Napoleon’s Invasion of Russia — Russia (1812, Russia)

Le vingt-quatre juin mille huit cent douze. Napoléon Bonaparte, empereur de France, le tsar Alexandre premier, souverain de Russie, et le général Koutouzov, le stratège russe aguerri – leurs destins se sont entrechoqués lorsque la Grande Armée, forte de plus de quatre cent cinquante mille hommes, a traversé le fleuve Niémen pour entrer en Russie. L'air vibrait du vrombissement complexe d'oiseaux mécaniques et des tintements lointains de mécanismes musicaux, un rappel constant de la cité mécanique qu'ils avaient laissée derrière eux. Mais où cette invasion audacieuse a-t-elle commencé ?

Dans les salles opulentes de Saint-Pétersbourg, le tsar Alexandre Premier arpentait, le front plissé d'inquiétude. « Le Système continental de Napoléon étrangle notre commerce », déclara-t-il à son conseiller, le comte Arakcheïev. « Nous ne pouvons pas nous permettre de maintenir cette alliance si elle signifie la ruine économique pour la Russie ! » Le bourdonnement mélodieux des mécanismes d'horlogerie du Palais d'Hiver contrastait fortement avec l'inquiétude croissante du tsar.

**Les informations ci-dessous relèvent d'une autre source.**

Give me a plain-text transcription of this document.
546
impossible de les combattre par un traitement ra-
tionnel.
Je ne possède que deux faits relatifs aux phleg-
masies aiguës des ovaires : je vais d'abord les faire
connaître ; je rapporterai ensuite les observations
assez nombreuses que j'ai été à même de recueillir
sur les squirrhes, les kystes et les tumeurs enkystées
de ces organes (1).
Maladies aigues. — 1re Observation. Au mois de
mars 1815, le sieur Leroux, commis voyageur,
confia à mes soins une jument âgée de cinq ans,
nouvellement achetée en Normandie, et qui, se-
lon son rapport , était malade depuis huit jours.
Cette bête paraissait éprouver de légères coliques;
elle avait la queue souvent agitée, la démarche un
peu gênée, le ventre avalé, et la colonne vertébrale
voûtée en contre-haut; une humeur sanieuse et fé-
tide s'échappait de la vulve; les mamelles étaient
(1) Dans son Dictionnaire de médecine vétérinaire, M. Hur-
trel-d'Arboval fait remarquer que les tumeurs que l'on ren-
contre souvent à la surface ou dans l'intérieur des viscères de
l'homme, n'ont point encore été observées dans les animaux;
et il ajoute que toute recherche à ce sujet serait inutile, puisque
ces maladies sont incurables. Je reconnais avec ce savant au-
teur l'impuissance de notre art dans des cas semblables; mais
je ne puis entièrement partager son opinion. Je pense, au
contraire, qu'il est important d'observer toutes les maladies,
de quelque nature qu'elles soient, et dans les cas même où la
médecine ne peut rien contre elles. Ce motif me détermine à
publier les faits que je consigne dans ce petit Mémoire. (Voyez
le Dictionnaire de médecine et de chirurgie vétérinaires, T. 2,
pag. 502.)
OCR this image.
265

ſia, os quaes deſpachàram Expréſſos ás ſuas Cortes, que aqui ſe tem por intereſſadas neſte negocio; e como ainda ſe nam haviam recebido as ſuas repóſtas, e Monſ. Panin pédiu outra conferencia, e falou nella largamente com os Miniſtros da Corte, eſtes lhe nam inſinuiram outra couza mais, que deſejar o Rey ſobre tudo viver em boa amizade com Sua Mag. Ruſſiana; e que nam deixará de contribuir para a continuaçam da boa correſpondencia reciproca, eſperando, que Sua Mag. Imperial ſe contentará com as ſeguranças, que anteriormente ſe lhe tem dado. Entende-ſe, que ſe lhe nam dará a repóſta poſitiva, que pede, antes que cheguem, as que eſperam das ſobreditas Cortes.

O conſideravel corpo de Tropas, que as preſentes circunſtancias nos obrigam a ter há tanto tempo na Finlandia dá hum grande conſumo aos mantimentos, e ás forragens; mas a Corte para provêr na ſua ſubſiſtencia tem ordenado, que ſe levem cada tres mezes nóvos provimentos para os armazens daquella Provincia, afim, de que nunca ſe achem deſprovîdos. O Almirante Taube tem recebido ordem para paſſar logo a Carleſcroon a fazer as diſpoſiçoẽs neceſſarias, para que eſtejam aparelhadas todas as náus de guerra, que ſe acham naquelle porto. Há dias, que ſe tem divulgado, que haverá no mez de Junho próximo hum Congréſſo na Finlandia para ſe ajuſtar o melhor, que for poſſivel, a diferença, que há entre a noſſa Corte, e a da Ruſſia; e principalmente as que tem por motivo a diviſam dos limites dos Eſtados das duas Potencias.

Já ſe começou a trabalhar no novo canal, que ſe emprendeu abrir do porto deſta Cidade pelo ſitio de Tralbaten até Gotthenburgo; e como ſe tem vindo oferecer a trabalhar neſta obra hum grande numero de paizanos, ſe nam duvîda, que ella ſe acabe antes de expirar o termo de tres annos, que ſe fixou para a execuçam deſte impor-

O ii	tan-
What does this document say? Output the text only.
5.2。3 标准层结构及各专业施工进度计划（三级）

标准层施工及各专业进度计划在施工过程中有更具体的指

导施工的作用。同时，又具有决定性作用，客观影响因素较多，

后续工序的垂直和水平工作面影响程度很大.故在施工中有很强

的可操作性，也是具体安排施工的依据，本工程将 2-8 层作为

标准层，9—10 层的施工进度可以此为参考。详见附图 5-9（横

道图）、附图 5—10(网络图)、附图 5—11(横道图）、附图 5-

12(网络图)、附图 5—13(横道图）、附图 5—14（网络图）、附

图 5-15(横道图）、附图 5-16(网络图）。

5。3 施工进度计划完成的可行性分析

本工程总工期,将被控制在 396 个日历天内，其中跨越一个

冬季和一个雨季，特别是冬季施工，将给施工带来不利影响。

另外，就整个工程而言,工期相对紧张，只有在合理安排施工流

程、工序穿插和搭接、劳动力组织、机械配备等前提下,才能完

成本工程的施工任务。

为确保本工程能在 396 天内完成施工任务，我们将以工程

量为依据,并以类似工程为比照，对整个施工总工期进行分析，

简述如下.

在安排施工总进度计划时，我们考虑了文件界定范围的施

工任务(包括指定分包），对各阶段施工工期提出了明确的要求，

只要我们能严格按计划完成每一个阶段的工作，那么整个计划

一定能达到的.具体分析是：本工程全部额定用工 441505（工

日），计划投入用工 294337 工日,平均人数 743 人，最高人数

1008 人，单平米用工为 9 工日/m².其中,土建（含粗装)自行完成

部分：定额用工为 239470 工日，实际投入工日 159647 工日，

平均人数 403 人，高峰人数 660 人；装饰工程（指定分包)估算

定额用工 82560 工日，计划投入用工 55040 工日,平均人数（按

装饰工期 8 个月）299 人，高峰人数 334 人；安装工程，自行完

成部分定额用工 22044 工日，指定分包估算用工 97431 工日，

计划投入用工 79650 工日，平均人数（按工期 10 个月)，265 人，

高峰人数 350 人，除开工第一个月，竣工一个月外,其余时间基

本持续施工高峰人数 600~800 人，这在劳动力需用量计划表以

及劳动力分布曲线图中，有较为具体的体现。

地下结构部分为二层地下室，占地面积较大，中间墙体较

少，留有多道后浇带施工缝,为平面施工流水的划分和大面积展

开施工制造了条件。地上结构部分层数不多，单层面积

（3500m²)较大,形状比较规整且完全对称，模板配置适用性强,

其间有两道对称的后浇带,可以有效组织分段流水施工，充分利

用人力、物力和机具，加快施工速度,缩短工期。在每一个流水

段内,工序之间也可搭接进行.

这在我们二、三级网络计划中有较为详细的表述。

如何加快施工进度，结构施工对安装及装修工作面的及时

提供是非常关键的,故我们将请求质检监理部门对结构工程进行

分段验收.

« Nous ne pouvons espérer vaincre Napoléon dans une confrontation directe », a râlé le général Koutouzov à ses officiers lors d'un conseil de guerre. « Notre seul espoir est de lui refuser des ressources, de l'attirer plus profondément en Russie où l'hiver sera notre plus grand allié ! » Il a claqué son poing sur la table, une carte de la Russie a tremblé sous l'impact, ses rivières et forêts mécaniques grinçant légèrement. Le vrombissement des oiseaux mécaniques à l'extérieur de la tente de guerre s'est soudainement arrêté.

Le maréchal Ney, connu comme le « Brave des Braves », éperonna son cheval en avant, criant : « Chargez ! Pour l'Empereur et la France ! » Le tir des canons résonnait à travers le champ de Borodino, l'air épais de fumée et du cliquetis métallique des soldats mécaniques s'affrontant. La danse complexe de la mort avait commencé, les deux camps subissant d'immenses pertes.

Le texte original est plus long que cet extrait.